The Czech typographer Vojtěch Preissig was commissioned to design a typeface for the 1925 Czechoslovakian pavilion of the International Exhibition of Decorative Arts in Paris. The legend says, that the resulting “Preissig Antikva” font, which was to express the identity of a newly forged state, was cut in wood with a pocketknife – hence its irregular and angular aspect.
The Art & Craft logic of the font is reenacted: using its digital version as a model, the font is manually recarved in wooden blocks. “The quick brown fox jumps over the lazy dog”, the most frequently used pangram (a sentence containing all the letters of the alphabet and therefore used by typographers to display their fonts) becomes the backbone of a hoaxlike narration.
A fictitious workshop gathering artists, writers, mediums and politicians is imagined. During one week in June 1924, in a cubist villa located in Prague, games are played, spirit sessions held and collective works produced. The aim is to determine the identity of the new Czechoslovakian state. All the artefacts supposedly produced during this workshop point out in one direction: the mysterious pattern of a fox jumping over a dog…

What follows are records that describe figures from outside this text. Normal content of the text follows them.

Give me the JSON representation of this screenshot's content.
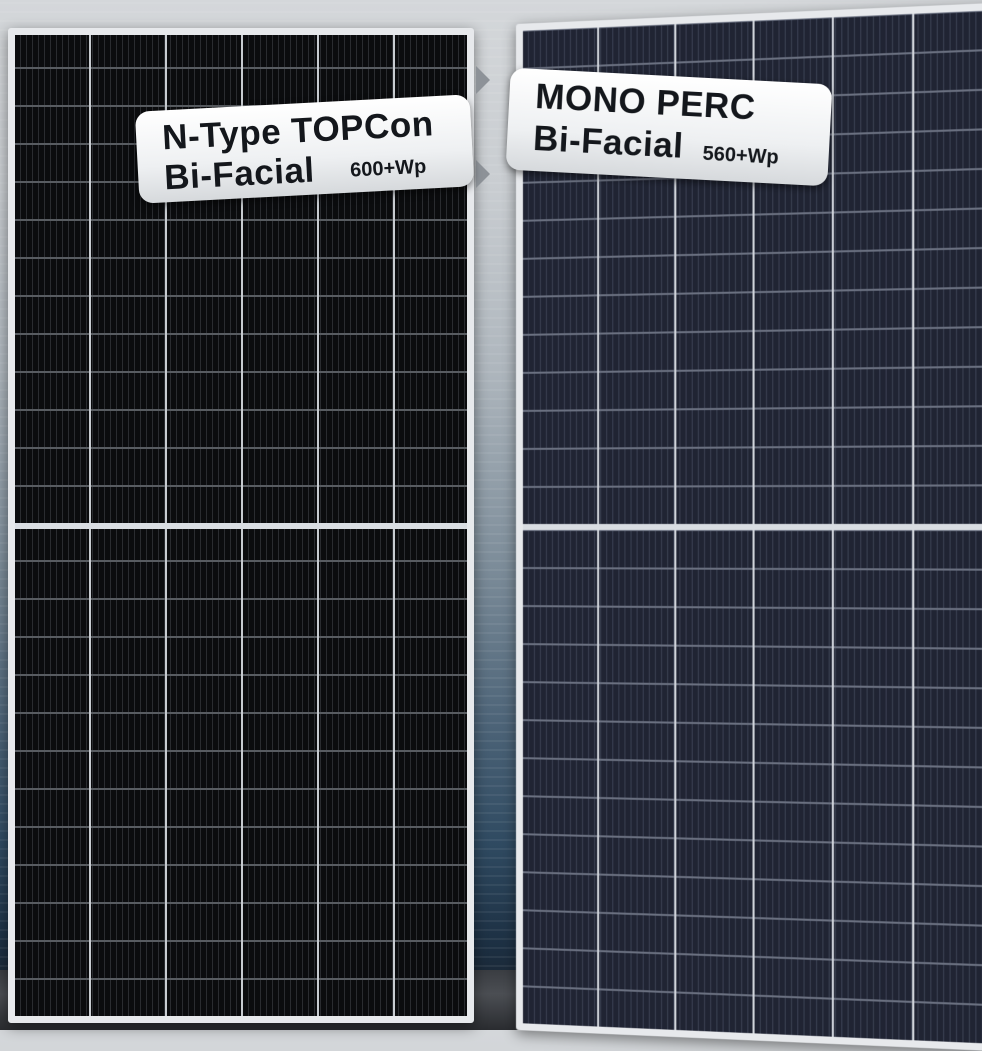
{
  "panels": [
    {
      "label_line1": "N-Type TOPCon",
      "label_line2": "Bi-Facial",
      "rating": "600+Wp"
    },
    {
      "label_line1": "MONO PERC",
      "label_line2": "Bi-Facial",
      "rating": "560+Wp"
    }
  ],
  "colors": {
    "left_panel_cells": "#0b0c0e",
    "right_panel_cells": "#202433",
    "frame": "#e7e9ec",
    "label_bg": "#ffffff",
    "label_text": "#14171c"
  }
}
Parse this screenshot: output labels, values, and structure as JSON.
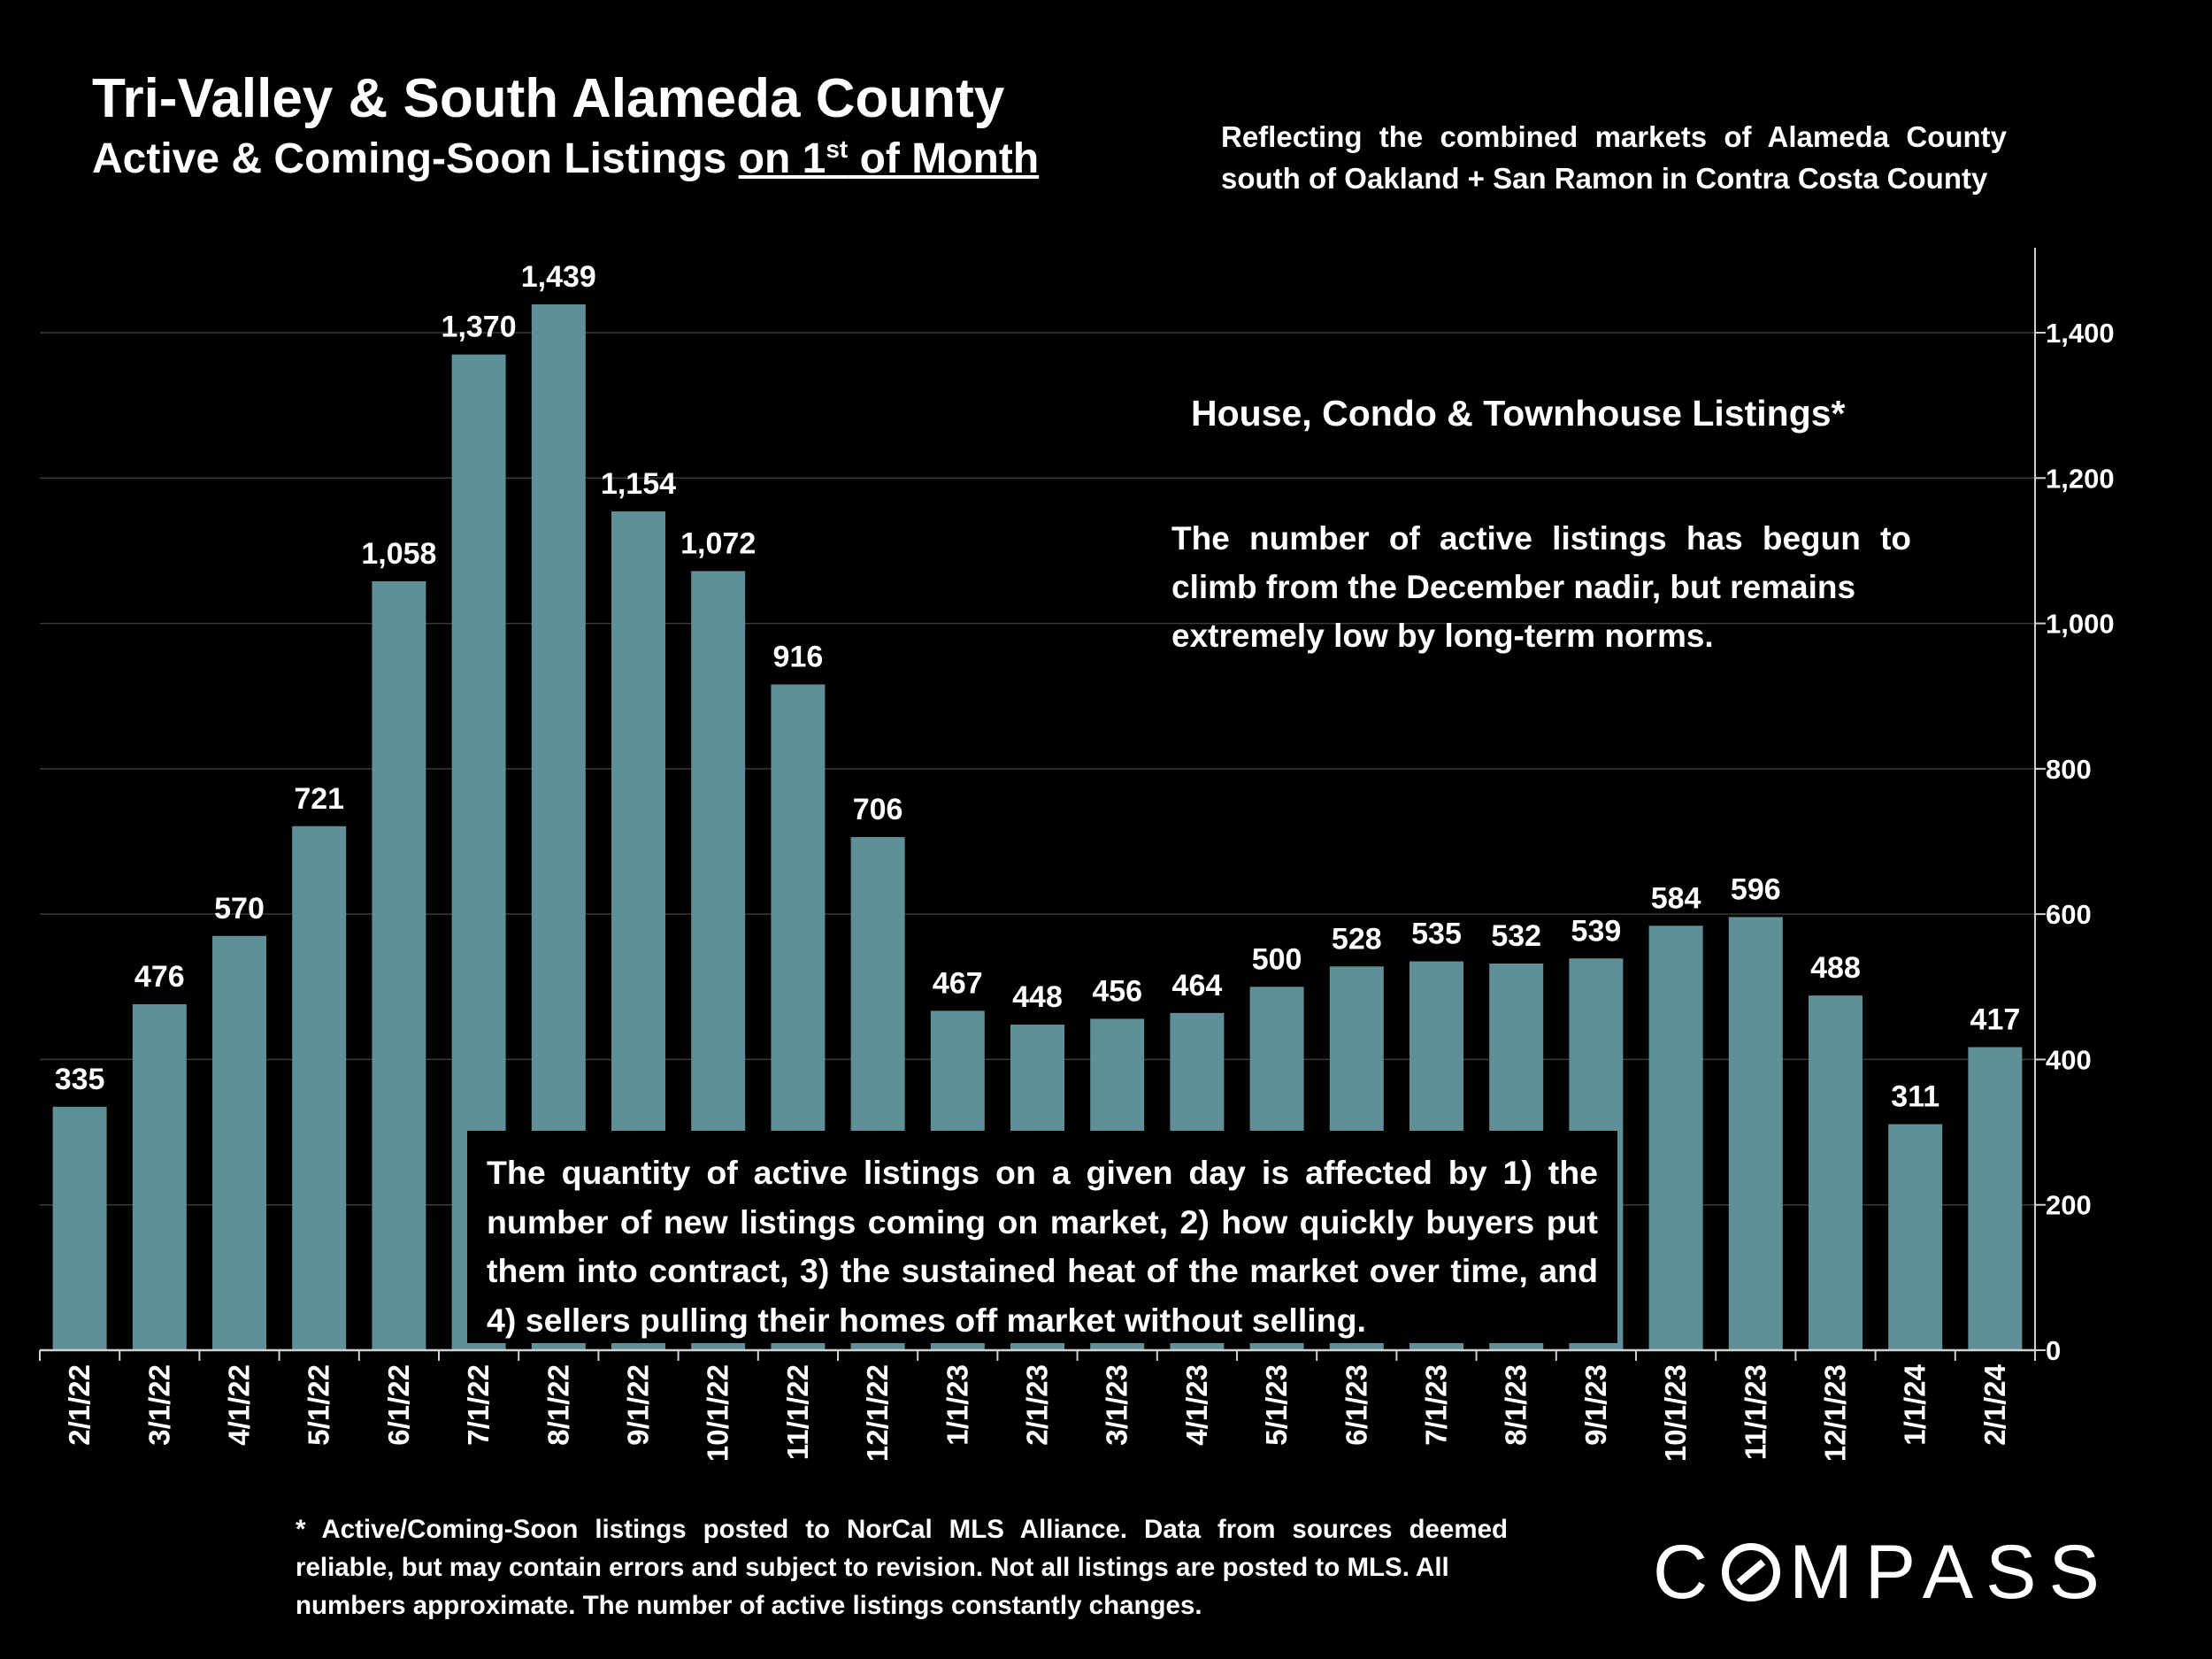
{
  "header": {
    "title": "Tri-Valley & South Alameda County",
    "subtitle_prefix": "Active & Coming-Soon Listings ",
    "subtitle_underline_pre": "on 1",
    "subtitle_sup": "st",
    "subtitle_underline_post": " of Month",
    "reflect_line1": "Reflecting the combined markets of Alameda County",
    "reflect_line2": "south of Oakland + San Ramon in Contra Costa County"
  },
  "annotations": {
    "series_label": "House, Condo & Townhouse Listings*",
    "note_main": "The number of active listings has begun to climb from the December nadir, but remains",
    "note_last": "extremely low by long-term norms.",
    "quantity_note": "The quantity of active listings on a given day is affected by 1) the number of new listings coming on market, 2) how quickly buyers put them into contract, 3) the sustained heat of the market over time, and 4) sellers pulling their homes off market without selling.",
    "footnote_main": "* Active/Coming-Soon listings posted to NorCal MLS Alliance.  Data from sources deemed reliable, but may contain errors and subject to revision.  Not all listings are posted to MLS. All",
    "footnote_last": "numbers approximate. The number of active listings constantly changes."
  },
  "branding": {
    "logo_pre": "C",
    "logo_post": "MPASS"
  },
  "colors": {
    "bar": "#5f9097",
    "background": "#000000",
    "text": "#ffffff",
    "gridline": "#3a3a3a"
  },
  "chart_data": {
    "type": "bar",
    "title": "Active & Coming-Soon Listings on 1st of Month",
    "xlabel": "",
    "ylabel": "",
    "ylim": [
      0,
      1500
    ],
    "yticks": [
      0,
      200,
      400,
      600,
      800,
      1000,
      1200,
      1400
    ],
    "ytick_labels": [
      "0",
      "200",
      "400",
      "600",
      "800",
      "1,000",
      "1,200",
      "1,400"
    ],
    "y_axis_side": "right",
    "grid": true,
    "categories": [
      "2/1/22",
      "3/1/22",
      "4/1/22",
      "5/1/22",
      "6/1/22",
      "7/1/22",
      "8/1/22",
      "9/1/22",
      "10/1/22",
      "11/1/22",
      "12/1/22",
      "1/1/23",
      "2/1/23",
      "3/1/23",
      "4/1/23",
      "5/1/23",
      "6/1/23",
      "7/1/23",
      "8/1/23",
      "9/1/23",
      "10/1/23",
      "11/1/23",
      "12/1/23",
      "1/1/24",
      "2/1/24"
    ],
    "values": [
      335,
      476,
      570,
      721,
      1058,
      1370,
      1439,
      1154,
      1072,
      916,
      706,
      467,
      448,
      456,
      464,
      500,
      528,
      535,
      532,
      539,
      584,
      596,
      488,
      311,
      417
    ],
    "value_labels": [
      "335",
      "476",
      "570",
      "721",
      "1,058",
      "1,370",
      "1,439",
      "1,154",
      "1,072",
      "916",
      "706",
      "467",
      "448",
      "456",
      "464",
      "500",
      "528",
      "535",
      "532",
      "539",
      "584",
      "596",
      "488",
      "311",
      "417"
    ]
  }
}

Of course, any resemblance with clichés related to Czech identity (surrealism, magic, humour, etc.) is purely coincidental.
An “exquisite corpse” attributed to the first president of Czechoslovakia, Tomáš Masaryk, to the Czech typographer Vojtěch Pressig and to the Czech Surrealist František Muzika, in all likelihood executed at the Kovarovic villa in Prague in June 1924.

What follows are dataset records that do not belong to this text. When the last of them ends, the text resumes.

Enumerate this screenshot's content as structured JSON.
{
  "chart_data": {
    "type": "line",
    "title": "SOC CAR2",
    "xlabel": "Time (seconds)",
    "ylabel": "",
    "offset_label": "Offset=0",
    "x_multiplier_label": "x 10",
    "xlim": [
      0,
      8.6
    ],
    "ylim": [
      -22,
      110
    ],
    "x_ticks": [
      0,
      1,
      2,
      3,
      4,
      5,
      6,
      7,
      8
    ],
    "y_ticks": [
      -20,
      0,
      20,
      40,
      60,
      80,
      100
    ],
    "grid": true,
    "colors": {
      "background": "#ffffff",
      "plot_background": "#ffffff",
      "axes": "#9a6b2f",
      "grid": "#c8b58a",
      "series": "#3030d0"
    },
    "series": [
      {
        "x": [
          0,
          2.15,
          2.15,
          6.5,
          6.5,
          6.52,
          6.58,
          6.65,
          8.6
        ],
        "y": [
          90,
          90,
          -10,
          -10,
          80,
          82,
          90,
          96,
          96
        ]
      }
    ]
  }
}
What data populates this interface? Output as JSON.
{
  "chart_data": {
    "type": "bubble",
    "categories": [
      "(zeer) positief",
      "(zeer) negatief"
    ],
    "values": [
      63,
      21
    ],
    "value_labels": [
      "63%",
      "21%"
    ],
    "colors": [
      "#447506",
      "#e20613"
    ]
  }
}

Photograph of the sediments deposited at the bottom of a beer bottle forming a dog-and-fox pattern, taken by the Slovakian artist and “beeromancer” Jaromír Funke in June 1924.
Most probably the original version of the font “Preissig Antikva”, carved by Vojtěch Preissig for the Czechoslovakian Pavilion of the 1925 International Exposition of Modern Industrial and Decorative Arts in Paris, displayed with the pangram “The quick brown fox jumps over the lazy dog”, as it was picked at random by Preissig during a spirit session of June 1924.

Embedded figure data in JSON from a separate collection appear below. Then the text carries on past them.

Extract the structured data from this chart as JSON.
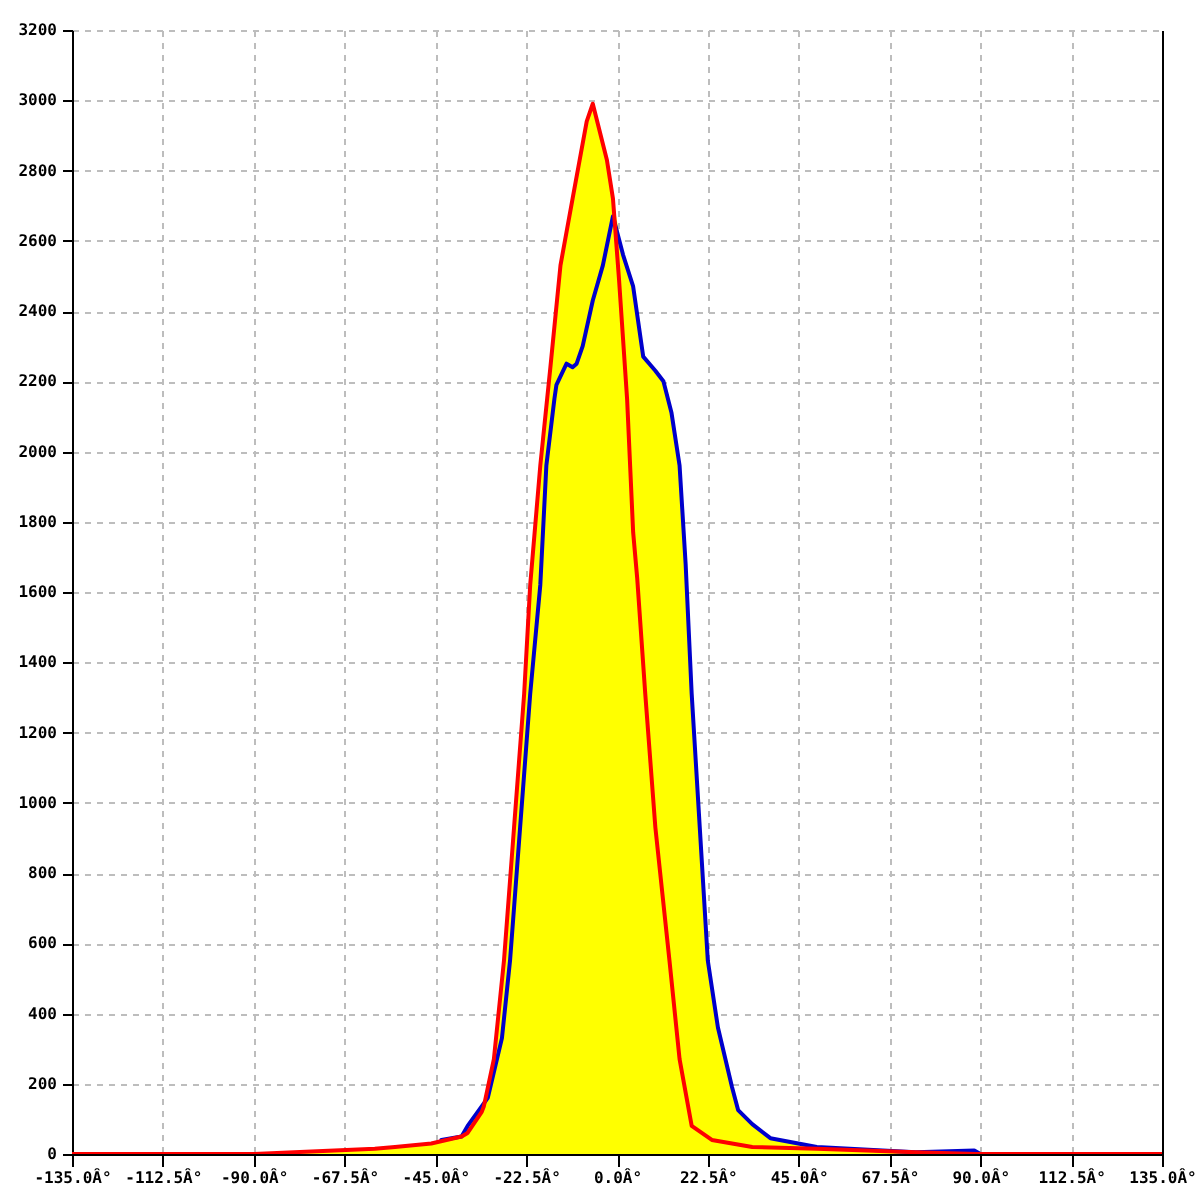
{
  "chart_data": {
    "type": "line",
    "xlim": [
      -135,
      135
    ],
    "xticks": [
      {
        "value": -135,
        "label": "-135.0Â°"
      },
      {
        "value": -112.5,
        "label": "-112.5Â°"
      },
      {
        "value": -90,
        "label": "-90.0Â°"
      },
      {
        "value": -67.5,
        "label": "-67.5Â°"
      },
      {
        "value": -45,
        "label": "-45.0Â°"
      },
      {
        "value": -22.5,
        "label": "-22.5Â°"
      },
      {
        "value": 0,
        "label": "0.0Â°"
      },
      {
        "value": 22.5,
        "label": "22.5Â°"
      },
      {
        "value": 45,
        "label": "45.0Â°"
      },
      {
        "value": 67.5,
        "label": "67.5Â°"
      },
      {
        "value": 90,
        "label": "90.0Â°"
      },
      {
        "value": 112.5,
        "label": "112.5Â°"
      },
      {
        "value": 135,
        "label": "135.0Â°"
      }
    ],
    "ylim": [
      0,
      3200
    ],
    "yticks": [
      0,
      200,
      400,
      600,
      800,
      1000,
      1200,
      1400,
      1600,
      1800,
      2000,
      2200,
      2400,
      2600,
      2800,
      3000,
      3200
    ],
    "grid": true,
    "series": [
      {
        "type": "area",
        "color": "#ffff00",
        "x": [
          -90,
          -80,
          -70,
          -60,
          -55,
          -46,
          -43.5,
          -38.5,
          -37,
          -33,
          -30.5,
          -28,
          -25.5,
          -23,
          -21.5,
          -19,
          -16.5,
          -14,
          -11,
          -7.5,
          -6,
          -2.5,
          -1,
          1.5,
          4,
          6.5,
          9.5,
          11.5,
          13.5,
          15.5,
          17,
          18.5,
          20.5,
          22.5,
          25,
          28.5,
          30,
          33.5,
          38,
          49.5,
          74,
          88.5,
          90
        ],
        "values": [
          0,
          5,
          10,
          15,
          20,
          30,
          40,
          50,
          80,
          135,
          270,
          550,
          930,
          1310,
          1620,
          1960,
          2240,
          2530,
          2720,
          2940,
          2990,
          2830,
          2720,
          2560,
          2470,
          2270,
          2230,
          2200,
          2110,
          1960,
          1680,
          1310,
          930,
          550,
          360,
          190,
          125,
          85,
          45,
          20,
          6,
          10,
          0
        ]
      },
      {
        "color": "#0000cc",
        "x": [
          -43.5,
          -38.5,
          -37,
          -32,
          -28.5,
          -26.5,
          -24,
          -21.5,
          -19,
          -17.5,
          -15.5,
          -15,
          -12.5,
          -11,
          -10,
          -8.5,
          -6,
          -3.5,
          -1,
          1.5,
          4,
          6.5,
          9.5,
          11.5,
          13.5,
          15.5,
          17,
          18.5,
          20.5,
          22.5,
          25,
          28.5,
          30,
          33.5,
          38,
          49.5,
          74,
          88.5,
          90
        ],
        "values": [
          40,
          50,
          80,
          160,
          330,
          550,
          930,
          1310,
          1620,
          1960,
          2150,
          2190,
          2250,
          2240,
          2250,
          2300,
          2430,
          2530,
          2670,
          2560,
          2470,
          2270,
          2230,
          2200,
          2110,
          1960,
          1680,
          1310,
          930,
          550,
          360,
          190,
          125,
          85,
          45,
          20,
          5,
          10,
          0
        ]
      },
      {
        "color": "#ff0000",
        "x": [
          -135,
          -90,
          -80,
          -70,
          -60,
          -55,
          -46,
          -38.5,
          -37,
          -33.5,
          -33,
          -30.5,
          -28,
          -25.5,
          -23,
          -21.5,
          -19,
          -16.5,
          -14,
          -11,
          -7.5,
          -6,
          -2.5,
          -1,
          0.5,
          2.5,
          4,
          5,
          7,
          9.5,
          13,
          15.5,
          18.5,
          23.5,
          33.5,
          49.5,
          74,
          89,
          135
        ],
        "values": [
          0,
          0,
          5,
          10,
          15,
          20,
          30,
          50,
          60,
          120,
          135,
          270,
          550,
          930,
          1310,
          1620,
          1960,
          2240,
          2530,
          2720,
          2940,
          2990,
          2830,
          2720,
          2490,
          2150,
          1770,
          1640,
          1310,
          930,
          550,
          270,
          80,
          40,
          20,
          15,
          5,
          0,
          0
        ]
      }
    ]
  }
}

A recurring fragment from Ovid’s Metamorphoses relating the confrontation between the Teumessian Fox and the Dog Laelaps, typed in a trance by the Czech artist Karel Teige, during a working session of June 1924.
Modified works of Czech Surrealist artists, displayed with specifically Czechoslovakian accents, as designed by Vojtěch Preissig for his “Preissig Antikva” font.